Rock On: Bang On!

Movie Review
by Deepa Gahlot
The story goes back and forth in time as it covers a decade in the lives of the four members of the band Magik and their women. The long-haired funky dudes have turned into hotshot investment banker Aditya Shroff (Farhan Akhtar), KD (Purab Kohli) who works in his father's jewellery store, Joe (Arjun Rampal) who sits around brooding as his increasingly angry a wife Debbie (Shahana Goswami) runs the family's fish business, and Rob (Luke Kenney), who works with Bollywood music composers (Anu Malik plays himself).
They have not met since their band broke up and the bitterness of the experience never left them. Then Aditya's wife Sakshi (Prachi Desai), unhappy with his unsmiling aloofness, comes across old photos of the band, and discovers a side of her husband she never knew. The days of the band winning a competition, getting an album contract and chucking the opportunity away. She brings the former band members together to relive that moment of glory once more.

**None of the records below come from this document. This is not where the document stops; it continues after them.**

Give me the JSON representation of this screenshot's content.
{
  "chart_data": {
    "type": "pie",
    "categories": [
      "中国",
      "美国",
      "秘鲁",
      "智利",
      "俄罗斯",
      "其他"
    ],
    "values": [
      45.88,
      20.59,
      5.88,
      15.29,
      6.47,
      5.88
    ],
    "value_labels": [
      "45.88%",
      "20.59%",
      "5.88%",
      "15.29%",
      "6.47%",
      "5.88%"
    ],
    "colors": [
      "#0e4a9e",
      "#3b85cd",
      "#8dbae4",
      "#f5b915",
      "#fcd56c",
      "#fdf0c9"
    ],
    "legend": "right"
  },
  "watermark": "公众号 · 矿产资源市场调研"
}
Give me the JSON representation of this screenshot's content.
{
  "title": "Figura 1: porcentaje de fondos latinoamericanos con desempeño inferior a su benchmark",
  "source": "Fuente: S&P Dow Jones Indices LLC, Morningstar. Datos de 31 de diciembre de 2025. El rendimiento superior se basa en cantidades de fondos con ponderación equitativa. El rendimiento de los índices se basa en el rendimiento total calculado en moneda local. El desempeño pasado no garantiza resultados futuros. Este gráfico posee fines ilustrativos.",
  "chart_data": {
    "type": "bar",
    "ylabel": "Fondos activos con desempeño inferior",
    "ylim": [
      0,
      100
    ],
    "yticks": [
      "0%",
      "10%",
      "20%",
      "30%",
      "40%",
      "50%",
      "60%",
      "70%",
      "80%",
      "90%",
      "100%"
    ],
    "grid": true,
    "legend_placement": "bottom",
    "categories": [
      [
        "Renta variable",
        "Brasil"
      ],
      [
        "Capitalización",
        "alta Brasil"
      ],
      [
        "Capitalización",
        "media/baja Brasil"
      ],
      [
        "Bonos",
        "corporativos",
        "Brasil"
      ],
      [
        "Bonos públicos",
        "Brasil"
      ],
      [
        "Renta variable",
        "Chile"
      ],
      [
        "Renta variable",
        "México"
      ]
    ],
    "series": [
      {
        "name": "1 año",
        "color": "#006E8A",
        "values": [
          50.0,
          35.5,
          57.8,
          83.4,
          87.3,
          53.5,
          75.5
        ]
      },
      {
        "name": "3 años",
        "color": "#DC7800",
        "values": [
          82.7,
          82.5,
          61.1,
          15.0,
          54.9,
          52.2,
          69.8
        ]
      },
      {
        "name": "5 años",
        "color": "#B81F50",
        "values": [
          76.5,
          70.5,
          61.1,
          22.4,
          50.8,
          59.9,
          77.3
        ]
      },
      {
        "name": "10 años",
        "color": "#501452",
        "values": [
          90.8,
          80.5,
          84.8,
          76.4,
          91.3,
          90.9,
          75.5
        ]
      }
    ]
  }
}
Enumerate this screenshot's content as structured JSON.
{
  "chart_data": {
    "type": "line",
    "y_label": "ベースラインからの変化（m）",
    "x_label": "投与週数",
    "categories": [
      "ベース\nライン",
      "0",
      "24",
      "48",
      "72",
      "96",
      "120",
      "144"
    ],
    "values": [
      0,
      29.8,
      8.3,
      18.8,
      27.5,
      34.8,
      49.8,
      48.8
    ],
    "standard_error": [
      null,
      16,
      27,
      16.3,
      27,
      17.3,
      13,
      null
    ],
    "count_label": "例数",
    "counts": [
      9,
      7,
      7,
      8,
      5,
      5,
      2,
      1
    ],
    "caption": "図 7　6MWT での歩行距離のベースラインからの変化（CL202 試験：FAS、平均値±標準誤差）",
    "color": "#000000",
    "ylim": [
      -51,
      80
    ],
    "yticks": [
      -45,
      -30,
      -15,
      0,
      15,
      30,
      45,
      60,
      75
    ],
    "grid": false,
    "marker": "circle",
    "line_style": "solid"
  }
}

Beautifully structured, revealing a layer at a time and no more than the viewer needs to know at a given point, with a promise of more, Rock On tells a gripping tale of male-bonding – a more mature Dil Chahta Hai—that doesn't ignore the women.
Okay, so it is a bit predictable, there are silly coincidences (a rival turning up as boss), and a maudlin touch about Rob's terminal illness the film could have done without, not enough change in the characters' appearances to suggest a decade gone by and it doesn't even touch the ugly drugs-and booze side of the music business; maybe the film would have been more realistic if it was at least partly in English (Goan Joe and Debbie would hardly speak Hindi at home), but what really works is the spot-on characterization, humour gently slipped in (the dandiya scene, the meeting with the music executive) and an impartial empathy for all the characters with their strengths and failings.
It is Farhan Akhtar's first film as an actor (and singer), he is a competent actor, though his voice needs working on; but the film belongs to Arjun Rampal, who had so suddenly come into his own, that the transformation and the performance is startling. Purab Kohli and Luke Kenney are marvellous too, and the actresses Prachi Desai and Shahana Goswami do well in their small parts.
Shankar-Ehsaan-Loy's music captures the spirit of the film (even with odd lyrics about laundry bills) and the energy of the still small but growing band of desi rock enthusiasts. The purists would scoff at Hindi rock songs, but Rock On is a film that is about people (and for people) who are a blend of Indian and Western cultural influences.